TLDR; The authors train a seq2seq model on conversations, building a chat bot. The first data set is an IT Helpdesk dataset with 33M tokens. The trained model can help solve simple IT problems. The second data set is the OpenSubtitles data with ~1.3B tokens (62M sentences). The resulting model learns simple world knowledge, can generalize to new questions, but lacks a coherent personality.
#### Key Points
- IT Helpdesk: 1-layer LSTM, 1024-dimensional cells, 20k vocabulary. Perplexity of 8.
- OpenSubtitles: 2-layer LSTM, 4096-dimensional cells, 100k vocabulary, 2048 affine layer. Attention did not help.
- OpenSubtitles: Treat two consecutive sentences as coming from different speakers. Noisy dataset.
- Model lacks personality, gives different answers to similar questions (What do you do? What's your job?)
- Feed previous context (whole conversation) into encoder, for IT data only.

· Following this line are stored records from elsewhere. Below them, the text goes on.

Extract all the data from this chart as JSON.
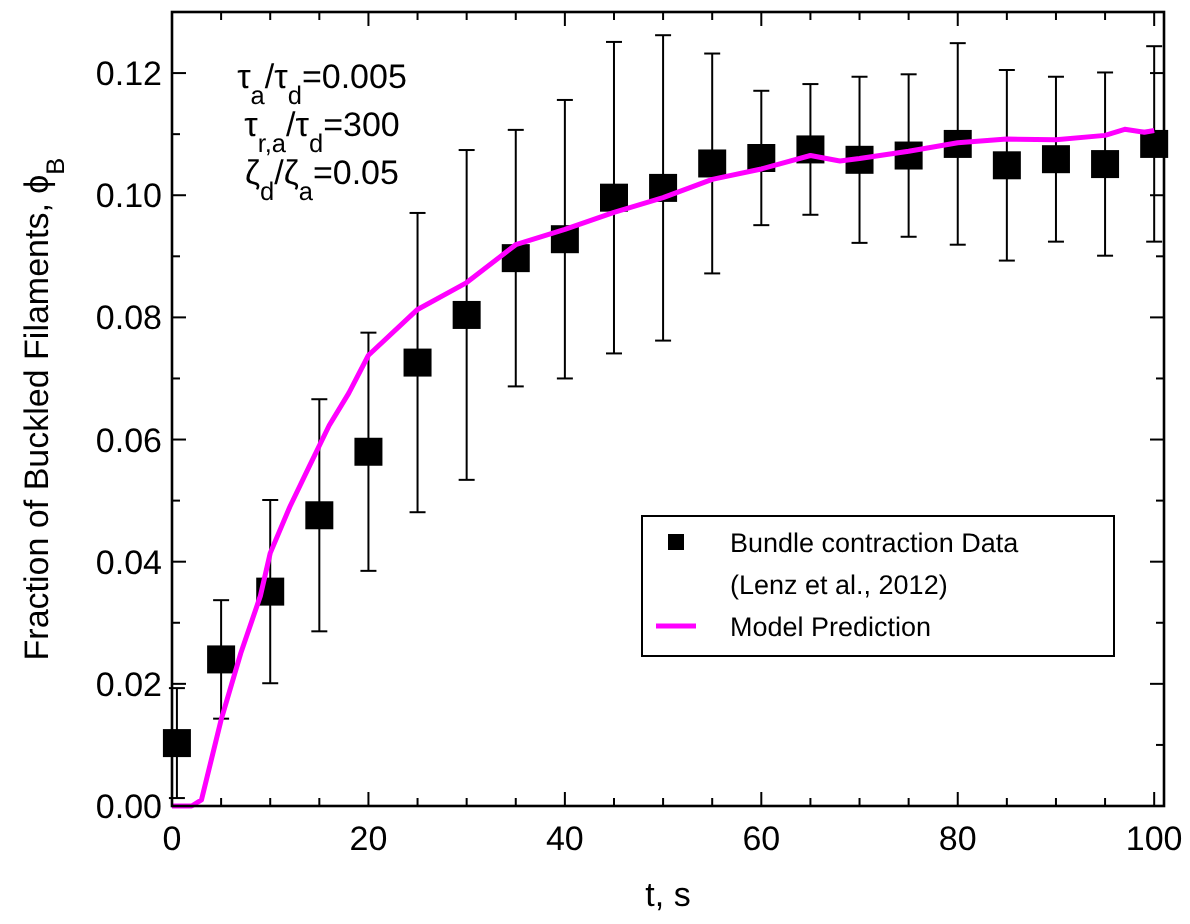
{
  "chart_data": {
    "type": "scatter",
    "xlabel": "t, s",
    "ylabel": "Fraction of Buckled Filaments, ϕ$_{B}$",
    "annotations": [
      "τ$_{a}$/τ$_{d}$=0.005",
      "τ$_{r,a}$/τ$_{d}$=300",
      "ζ$_{d}$/ζ$_{a}$=0.05"
    ],
    "xlim": [
      0,
      101
    ],
    "ylim": [
      0,
      0.13
    ],
    "xticks": [
      0,
      {
        "value": 5,
        "label": null
      },
      {
        "value": 10,
        "label": null
      },
      {
        "value": 15,
        "label": null
      },
      20,
      {
        "value": 25,
        "label": null
      },
      {
        "value": 30,
        "label": null
      },
      {
        "value": 35,
        "label": null
      },
      40,
      {
        "value": 45,
        "label": null
      },
      {
        "value": 50,
        "label": null
      },
      {
        "value": 55,
        "label": null
      },
      60,
      {
        "value": 65,
        "label": null
      },
      {
        "value": 70,
        "label": null
      },
      {
        "value": 75,
        "label": null
      },
      80,
      {
        "value": 85,
        "label": null
      },
      {
        "value": 90,
        "label": null
      },
      {
        "value": 95,
        "label": null
      },
      100
    ],
    "yticks": [
      {
        "value": 0,
        "label": "0.00"
      },
      {
        "value": 0.01,
        "label": null
      },
      {
        "value": 0.02,
        "label": "0.02"
      },
      {
        "value": 0.03,
        "label": null
      },
      {
        "value": 0.04,
        "label": "0.04"
      },
      {
        "value": 0.05,
        "label": null
      },
      {
        "value": 0.06,
        "label": "0.06"
      },
      {
        "value": 0.07,
        "label": null
      },
      {
        "value": 0.08,
        "label": "0.08"
      },
      {
        "value": 0.09,
        "label": null
      },
      {
        "value": 0.1,
        "label": "0.10"
      },
      {
        "value": 0.11,
        "label": null
      },
      {
        "value": 0.12,
        "label": "0.12"
      }
    ],
    "grid": false,
    "legend": "bottom right",
    "series": [
      {
        "name": "Bundle contraction Data (Lenz et al., 2012)",
        "marker": "square",
        "color": "#000000",
        "x": [
          0.5,
          5,
          10,
          15,
          20,
          25,
          30,
          35,
          40,
          45,
          50,
          55,
          60,
          65,
          70,
          75,
          80,
          85,
          90,
          95,
          100
        ],
        "values": [
          0.0103,
          0.024,
          0.0351,
          0.0476,
          0.058,
          0.0726,
          0.0804,
          0.0897,
          0.0928,
          0.0996,
          0.1012,
          0.1052,
          0.1061,
          0.1075,
          0.1058,
          0.1065,
          0.1084,
          0.1049,
          0.1059,
          0.1051,
          0.1084
        ],
        "errors": [
          0.009,
          0.0097,
          0.015,
          0.019,
          0.0195,
          0.0245,
          0.027,
          0.021,
          0.0228,
          0.0255,
          0.025,
          0.018,
          0.011,
          0.0107,
          0.0136,
          0.0133,
          0.0165,
          0.0156,
          0.0135,
          0.015,
          0.016
        ]
      },
      {
        "name": "Model Prediction",
        "type": "line",
        "marker": "none",
        "line_style": "solid",
        "color": "#ff00ff",
        "x": [
          0,
          2,
          3,
          5,
          7,
          9,
          10,
          12,
          14,
          16,
          18,
          20,
          25,
          30,
          35,
          40,
          45,
          50,
          55,
          60,
          65,
          68,
          70,
          75,
          80,
          85,
          90,
          95,
          97,
          99,
          100
        ],
        "values": [
          0,
          0,
          0.001,
          0.0141,
          0.025,
          0.0344,
          0.0414,
          0.049,
          0.0557,
          0.0623,
          0.0676,
          0.0738,
          0.0813,
          0.0857,
          0.0919,
          0.0944,
          0.0972,
          0.0996,
          0.1026,
          0.1043,
          0.1065,
          0.1056,
          0.106,
          0.1072,
          0.1086,
          0.1092,
          0.1091,
          0.1098,
          0.1108,
          0.1103,
          0.1106
        ]
      }
    ]
  }
}
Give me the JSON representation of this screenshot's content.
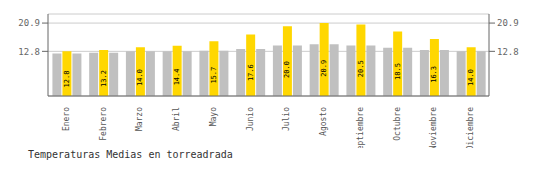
{
  "chart_data": {
    "type": "bar",
    "title": "Temperaturas Medias en torreadrada",
    "categories": [
      "Enero",
      "Febrero",
      "Marzo",
      "Abril",
      "Mayo",
      "Junio",
      "Julio",
      "Agosto",
      "Septiembre",
      "Octubre",
      "Noviembre",
      "Diciembre"
    ],
    "series": [
      {
        "color": "#C0C0C0",
        "values": [
          12.2,
          12.4,
          12.8,
          12.8,
          13.0,
          13.5,
          14.5,
          14.8,
          14.5,
          13.8,
          13.2,
          12.8
        ]
      },
      {
        "color": "#FFD700",
        "values": [
          12.8,
          13.2,
          14.0,
          14.4,
          15.7,
          17.6,
          20.0,
          20.9,
          20.5,
          18.5,
          16.3,
          14.0
        ],
        "data_labels": true,
        "value_labels": [
          "12.8",
          "13.2",
          "14.0",
          "14.4",
          "15.7",
          "17.6",
          "20.0",
          "20.9",
          "20.5",
          "18.5",
          "16.3",
          "14.0"
        ]
      },
      {
        "color": "#C0C0C0",
        "values": [
          12.2,
          12.4,
          12.8,
          12.8,
          13.0,
          13.5,
          14.5,
          14.8,
          14.5,
          13.8,
          13.2,
          12.8
        ]
      }
    ],
    "ylim": [
      0,
      23.5
    ],
    "yticks": [
      12.8,
      20.9
    ],
    "y2lim": [
      0,
      23.5
    ],
    "y2ticks": [
      12.8,
      20.9
    ],
    "grid": true
  }
}
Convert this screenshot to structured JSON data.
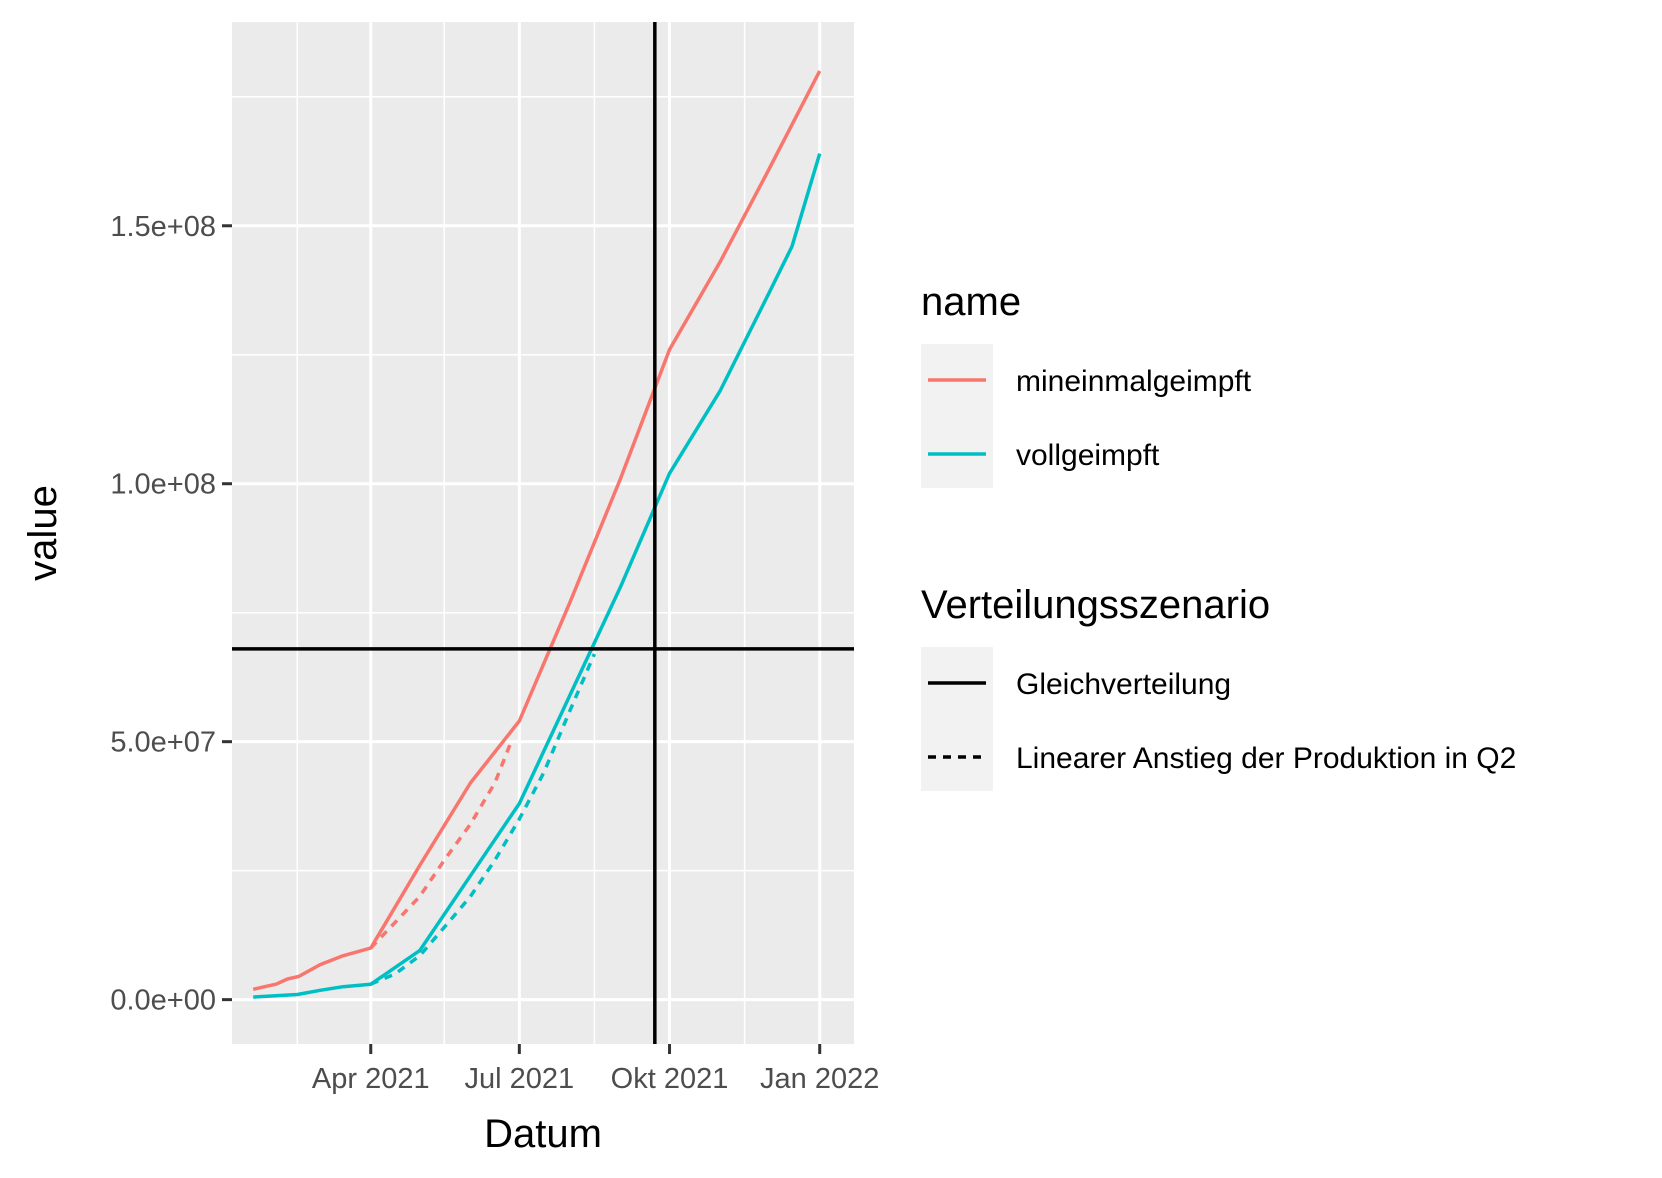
{
  "chart_data": {
    "type": "line",
    "xlabel": "Datum",
    "ylabel": "value",
    "x_ticks": [
      {
        "date": "2021-04-01",
        "label": "Apr 2021"
      },
      {
        "date": "2021-07-01",
        "label": "Jul 2021"
      },
      {
        "date": "2021-10-01",
        "label": "Okt 2021"
      },
      {
        "date": "2022-01-01",
        "label": "Jan 2022"
      }
    ],
    "x_minor_dates": [
      "2021-02-15",
      "2021-05-16",
      "2021-08-16",
      "2021-11-16"
    ],
    "x_range": [
      "2021-01-06",
      "2022-01-22"
    ],
    "y_ticks": [
      {
        "value": 0,
        "label": "0.0e+00"
      },
      {
        "value": 50000000,
        "label": "5.0e+07"
      },
      {
        "value": 100000000,
        "label": "1.0e+08"
      },
      {
        "value": 150000000,
        "label": "1.5e+08"
      }
    ],
    "y_minor_values": [
      25000000,
      75000000,
      125000000,
      175000000
    ],
    "y_range": [
      -8600000,
      189500000
    ],
    "grid": true,
    "reference_lines": {
      "vertical_date": "2021-09-22",
      "horizontal_value": 68000000
    },
    "series": [
      {
        "name": "mineinmalgeimpft",
        "color": "#F8766D",
        "linetype": "solid",
        "scenario": "Gleichverteilung",
        "points": [
          [
            "2021-01-19",
            2000000
          ],
          [
            "2021-01-26",
            2500000
          ],
          [
            "2021-02-02",
            3000000
          ],
          [
            "2021-02-09",
            4000000
          ],
          [
            "2021-02-16",
            4500000
          ],
          [
            "2021-03-01",
            6800000
          ],
          [
            "2021-03-15",
            8500000
          ],
          [
            "2021-04-01",
            10000000
          ],
          [
            "2021-05-01",
            26000000
          ],
          [
            "2021-06-01",
            42000000
          ],
          [
            "2021-07-01",
            54000000
          ],
          [
            "2021-08-01",
            77000000
          ],
          [
            "2021-09-01",
            101000000
          ],
          [
            "2021-10-01",
            126000000
          ],
          [
            "2021-11-01",
            143000000
          ],
          [
            "2021-12-01",
            161000000
          ],
          [
            "2022-01-01",
            180000000
          ]
        ]
      },
      {
        "name": "mineinmalgeimpft",
        "color": "#F8766D",
        "linetype": "dashed",
        "scenario": "Linearer Anstieg der Produktion in Q2",
        "points": [
          [
            "2021-04-01",
            10000000
          ],
          [
            "2021-04-16",
            15000000
          ],
          [
            "2021-05-01",
            20000000
          ],
          [
            "2021-05-16",
            27000000
          ],
          [
            "2021-06-01",
            34000000
          ],
          [
            "2021-06-16",
            42000000
          ],
          [
            "2021-06-26",
            50000000
          ]
        ]
      },
      {
        "name": "vollgeimpft",
        "color": "#00BFC4",
        "linetype": "solid",
        "scenario": "Gleichverteilung",
        "points": [
          [
            "2021-01-19",
            500000
          ],
          [
            "2021-02-15",
            1000000
          ],
          [
            "2021-03-01",
            1800000
          ],
          [
            "2021-03-15",
            2500000
          ],
          [
            "2021-04-01",
            3000000
          ],
          [
            "2021-05-01",
            9500000
          ],
          [
            "2021-06-01",
            24000000
          ],
          [
            "2021-07-01",
            38000000
          ],
          [
            "2021-08-01",
            59000000
          ],
          [
            "2021-09-01",
            80000000
          ],
          [
            "2021-10-01",
            102000000
          ],
          [
            "2021-11-01",
            118000000
          ],
          [
            "2021-12-01",
            137000000
          ],
          [
            "2021-12-15",
            146000000
          ],
          [
            "2022-01-01",
            164000000
          ]
        ]
      },
      {
        "name": "vollgeimpft",
        "color": "#00BFC4",
        "linetype": "dashed",
        "scenario": "Linearer Anstieg der Produktion in Q2",
        "points": [
          [
            "2021-04-01",
            3000000
          ],
          [
            "2021-04-16",
            5000000
          ],
          [
            "2021-05-01",
            8500000
          ],
          [
            "2021-05-16",
            14000000
          ],
          [
            "2021-06-01",
            20000000
          ],
          [
            "2021-06-16",
            27000000
          ],
          [
            "2021-07-01",
            35000000
          ],
          [
            "2021-07-16",
            44000000
          ],
          [
            "2021-08-01",
            56000000
          ],
          [
            "2021-08-16",
            67000000
          ]
        ]
      }
    ]
  },
  "legend": {
    "placement": "right",
    "color_title": "name",
    "color_items": [
      {
        "label": "mineinmalgeimpft",
        "color": "#F8766D"
      },
      {
        "label": "vollgeimpft",
        "color": "#00BFC4"
      }
    ],
    "linetype_title": "Verteilungsszenario",
    "linetype_items": [
      {
        "label": "Gleichverteilung",
        "linetype": "solid"
      },
      {
        "label": "Linearer Anstieg der Produktion in Q2",
        "linetype": "dashed"
      }
    ]
  }
}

- In both data sets, the neural models achieve better perplexity than n-gram models.
#### Notes / Questions
- Authors mention that Attention didn't help in OpenSubtitles. It seems like the encoder/decoder context is very short (just two sentences, not a whole conversation). So perhaps attention doesn't help much here, as it's meant for long-range dependencies (or dealing with little data?)
- Can we somehow encode conversation context in a separate vector, similar to paragraph vectors?
- It seems like we need a principled way to deal with long sequences and context. It doesn't really make sense to treat each sentence tuple in OpenSubtitles as a separate conversation. Distant Supervision based on subtitles timestamps could also be interesting, or combine with multimodal learning.
- How we can learn a "personality vector"? Do we need world knowledge or is it learnable from examples?